Sunday night’s football game between the Patriots and the Colts was one for the ages. Two future Hall of Fame quarterbacks on the two winningest teams in recent years faced off. Ultimately the game turned on a decision that had to be made by the Patriots’ coach, Bill Belichick. The Patriots had a fourth down with two yards to go deep in their own territory. If they succeeded in getting it, they could run out the clock and win the game. If they failed, the Colts would have the ball and enough time to score.
A statistician cited in the Wall Street Journal article about the play points out that the numbers are clear. The Patriots had a 79% of winning the game by going for it on fourth down, either by converting or by stopping the Colts from scoring afterwards, but only a 70% chance of winning if they had to stop the Colts from driving down the field after a punt. The Patriots, going with the numbers, elected to go for it, failed, and ended up losing the game.
The most interesting thing about the decision was not that the Patriots went with the odds and ended up with the short end of the stick. The interesting thing is how vocal fans and the sports press have been about Mr. Belichick’s “bad” decision.
The kind of thing comes about because people have a tendency, in matters of probability, to confuse decisions and outcomes. The Patriots indeed had a bad outcome, but the decision seems to have been statistically correct. The reason that people are responding to the decision so harshly has to do with the cognitive bias of regret avoidance. The Wall Street Journal article points this out very nicely:
In a recent study, researchers from Duke and UCLA found that when faced with a decision involving risk, people have an overwhelming tendency to make the supposedly safe choice—to err on the side of caution—even though doing so may lead to worse results.By studying thousands of hands of blackjack played by random people, the researchers found that when they strayed from the “book” or the optimal strategy, those players who did something aggressive were more successful than those who did something passive.
In fact, the subjects made four times as many passive mistakes as they did aggressive ones. And these passive mistakes—holding on a 16 when the dealer has a king showing, for example—were more costly: They cost $2 for every $1 won, versus $1.50 for every $1 won on aggressive mistakes.
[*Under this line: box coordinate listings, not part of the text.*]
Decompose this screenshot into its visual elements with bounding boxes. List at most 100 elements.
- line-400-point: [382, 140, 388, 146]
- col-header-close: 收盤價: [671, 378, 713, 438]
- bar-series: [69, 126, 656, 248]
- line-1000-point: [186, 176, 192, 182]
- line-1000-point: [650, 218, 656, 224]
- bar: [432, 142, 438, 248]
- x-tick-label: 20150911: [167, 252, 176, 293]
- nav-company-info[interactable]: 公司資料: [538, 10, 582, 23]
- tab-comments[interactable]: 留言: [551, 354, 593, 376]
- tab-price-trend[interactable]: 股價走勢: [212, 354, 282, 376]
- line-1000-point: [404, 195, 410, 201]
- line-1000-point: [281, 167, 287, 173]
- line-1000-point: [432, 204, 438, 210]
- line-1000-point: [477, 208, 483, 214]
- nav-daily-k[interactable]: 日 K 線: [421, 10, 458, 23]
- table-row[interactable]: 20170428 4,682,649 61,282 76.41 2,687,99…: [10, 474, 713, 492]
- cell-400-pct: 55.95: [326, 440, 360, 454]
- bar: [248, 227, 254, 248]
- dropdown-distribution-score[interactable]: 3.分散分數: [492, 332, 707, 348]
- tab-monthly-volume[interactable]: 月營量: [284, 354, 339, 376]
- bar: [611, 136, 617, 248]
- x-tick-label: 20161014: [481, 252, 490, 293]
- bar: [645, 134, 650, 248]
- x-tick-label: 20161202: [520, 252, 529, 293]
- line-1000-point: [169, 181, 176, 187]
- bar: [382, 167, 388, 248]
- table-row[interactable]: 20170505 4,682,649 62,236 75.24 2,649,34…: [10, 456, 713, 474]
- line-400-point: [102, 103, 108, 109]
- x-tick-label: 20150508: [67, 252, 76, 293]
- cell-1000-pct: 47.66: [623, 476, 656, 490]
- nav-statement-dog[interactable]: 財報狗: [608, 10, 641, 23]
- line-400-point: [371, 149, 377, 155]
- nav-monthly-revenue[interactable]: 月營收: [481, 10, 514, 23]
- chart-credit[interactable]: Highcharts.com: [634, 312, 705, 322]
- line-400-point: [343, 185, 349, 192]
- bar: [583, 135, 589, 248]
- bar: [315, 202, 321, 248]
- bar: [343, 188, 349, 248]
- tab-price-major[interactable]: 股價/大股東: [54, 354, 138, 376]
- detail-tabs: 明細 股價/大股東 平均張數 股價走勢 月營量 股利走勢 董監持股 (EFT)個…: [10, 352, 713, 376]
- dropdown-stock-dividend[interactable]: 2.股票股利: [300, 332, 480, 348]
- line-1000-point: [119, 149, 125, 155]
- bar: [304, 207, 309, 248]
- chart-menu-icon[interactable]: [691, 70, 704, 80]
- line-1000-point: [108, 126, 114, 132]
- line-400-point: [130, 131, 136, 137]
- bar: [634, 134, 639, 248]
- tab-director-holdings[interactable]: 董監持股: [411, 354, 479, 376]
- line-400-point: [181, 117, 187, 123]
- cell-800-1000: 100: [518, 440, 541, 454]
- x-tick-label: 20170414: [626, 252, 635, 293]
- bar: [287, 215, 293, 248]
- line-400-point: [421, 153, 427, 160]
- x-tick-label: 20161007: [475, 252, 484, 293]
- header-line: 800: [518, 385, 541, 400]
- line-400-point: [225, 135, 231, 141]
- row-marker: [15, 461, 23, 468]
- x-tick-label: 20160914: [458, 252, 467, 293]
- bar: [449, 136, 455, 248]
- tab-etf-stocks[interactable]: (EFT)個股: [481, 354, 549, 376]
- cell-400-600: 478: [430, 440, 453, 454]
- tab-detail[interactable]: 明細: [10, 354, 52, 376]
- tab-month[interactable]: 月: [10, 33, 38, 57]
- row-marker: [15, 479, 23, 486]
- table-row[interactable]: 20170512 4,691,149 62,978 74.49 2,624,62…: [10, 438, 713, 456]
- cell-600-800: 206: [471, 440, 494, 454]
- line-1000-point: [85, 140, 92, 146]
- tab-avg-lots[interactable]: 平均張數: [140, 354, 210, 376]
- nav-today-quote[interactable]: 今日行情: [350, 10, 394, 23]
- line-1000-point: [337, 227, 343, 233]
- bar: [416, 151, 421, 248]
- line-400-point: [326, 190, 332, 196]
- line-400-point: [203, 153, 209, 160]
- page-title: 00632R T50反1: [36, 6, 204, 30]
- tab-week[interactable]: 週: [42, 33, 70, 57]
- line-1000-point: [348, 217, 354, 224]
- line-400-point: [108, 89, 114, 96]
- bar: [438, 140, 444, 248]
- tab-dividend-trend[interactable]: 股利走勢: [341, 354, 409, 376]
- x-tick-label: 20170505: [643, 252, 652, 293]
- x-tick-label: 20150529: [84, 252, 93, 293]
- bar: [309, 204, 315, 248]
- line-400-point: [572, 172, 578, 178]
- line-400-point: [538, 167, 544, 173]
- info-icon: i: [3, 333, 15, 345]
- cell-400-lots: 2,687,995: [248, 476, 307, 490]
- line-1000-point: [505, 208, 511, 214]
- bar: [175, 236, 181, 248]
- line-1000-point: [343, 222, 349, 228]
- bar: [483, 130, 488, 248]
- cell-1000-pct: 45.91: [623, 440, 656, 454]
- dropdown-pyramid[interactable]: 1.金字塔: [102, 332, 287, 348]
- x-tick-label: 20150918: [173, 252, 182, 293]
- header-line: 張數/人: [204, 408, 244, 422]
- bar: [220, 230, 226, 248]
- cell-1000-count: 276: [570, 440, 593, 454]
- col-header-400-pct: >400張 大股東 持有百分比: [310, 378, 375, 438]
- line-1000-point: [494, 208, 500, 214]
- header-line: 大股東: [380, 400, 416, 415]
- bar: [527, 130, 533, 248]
Why do people embrace caution? “It’s because of the regret that people face when they take an action and it doesn’t turn out well for them,” says Bruce Carlin of UCLA’s Anderson School of Management, who worked on the study.
Think about that for a few minutes: people made four times as many passive mistakes as they did aggressive ones. And the passive mistakes were more expensive. Maybe risk aversion is not such a good idea in certain circumstances. True, it feels better because we don’t have to feel dumb if we take a risk and it doesn’t work out. Maybe feeling comfortable is overrated. If we are truly concerned about outcomes over the long run, often it makes sense to err on the side of aggressiveness rather than passivity.
One of the biggest benefits of a systematic investment process is that it is unemotional. Our process is designed to expose the portfolios to high relative strength picks-whether it feels comfortable to us or not-simply because research suggests that high relative strength outperforms over time. If you punt when the chips are down, you won’t have the benefit of the odds working in your favor over time.